For a moment, let’s simplify activities and group into; regulatory, operational and servicing. After major accidents the regulatory response is that there are regulations in place to prevent accidents, operational response that they are fully trained and capable and servicing that technical items were functioning properly. Everyone assigns credit to their own group. With this approach, the one with best vocabulary wins the deal. But, there is no single answer to accident prevention.

When an internal auditor does an audit of compliance of regulatory, operational or servicing data, questions are asked to management and employees. Answer given may vary from elaborating on the issue, to a few short words. If questioning includes people of the incorrect group, who should not be included in the knowledge database, then the results are skewed to non-compliance. When the correct sample is applied to the group, it becomes the one with best vocabulary who wins the deal.


Audits and internal compliance inspections are of job-performance, job-understanding, job-knowledge and process applications. If an internal audit applies the bar of non-regulatory compliance as illegal activities and verbal communication to statement of facts, then the audit becomes invalid as a job-performance and process applications.

When assessing topography for suitability, fog is obscuring facts.
Internal audits and compliance inspections requires to be assessed within a standard of parameters. Verbal communication is not standardized, since personnel use different vocabulary to describe same event. Events are remembered differently and ethnical background makes a difference in answers given.

An auditor may also lack questioning and communication skills, since they are experts in applying checklist items and are not experts in asking questions. At the end of the day, the auditor, or compliance inspector, determines the outcome. When outcome is based on gut-feelings of answers given, data is obscured by fog and the results are skewed in a bias direction in favor of best vocabulary. 
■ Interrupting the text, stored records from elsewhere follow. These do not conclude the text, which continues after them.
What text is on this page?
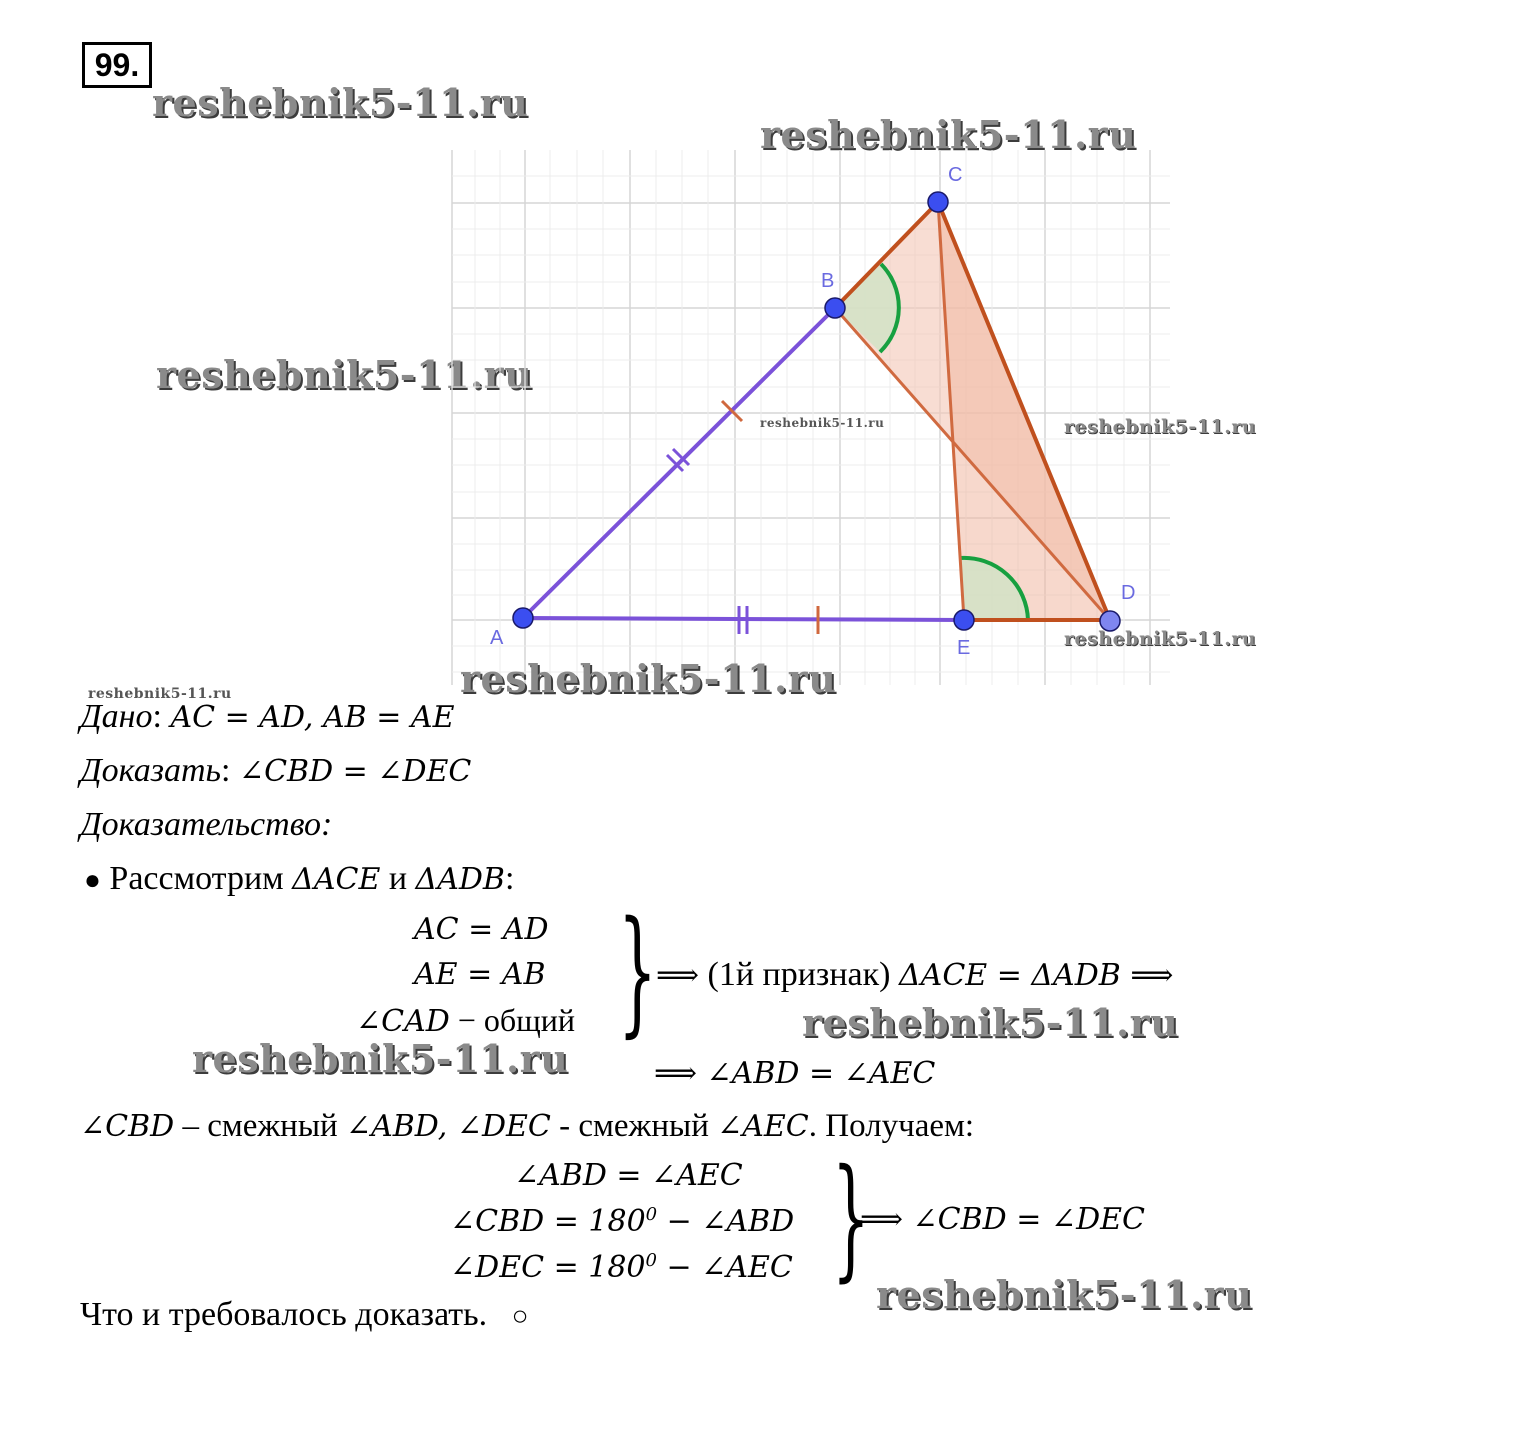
99.
reshebnik5-11.ru
reshebnik5-11.ru
reshebnik5-11.ru
A
B
C
D
E
reshebnik5-11.ru	reshebnik5-11.ru
reshebnik5-11.ru
reshebnik5-11.ru
reshebnik5-11.ru
Дано: AC = AD, AB = AE
Доказать: ∠CBD = ∠DEC
Доказательство:
● Рассмотрим ΔACE и ΔADB:
AC = AD
AE = AB
∠CAD − общий } ⟹ (1й признак) ΔACE = ΔADB ⟹
reshebnik5-11.ru
reshebnik5-11.ru	⟹ ∠ABD = ∠AEC
∠CBD – смежный ∠ABD, ∠DEC - смежный ∠AEC. Получаем:
∠ABD = ∠AEC
∠CBD = $180^0$ − ∠ABD
∠DEC = $180^0$ − ∠AEC }
⟹ ∠CBD = ∠DEC
reshebnik5-11.ru
Что и требовалось доказать. ○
Samples of standardized questions, or multiple-choice questions, which then are processed with Statistical Process Control (SPC) are non-bias methods to assess processes for regulatory and safety compliance. Timed questions, in groups of 3-5 short questions, specific and targeted are data collection tools.  Online survey tools are great in assisting internal auditors and compliance inspectors with non-bias questions to ensure assessment of job-performance and not of vocabulary performance.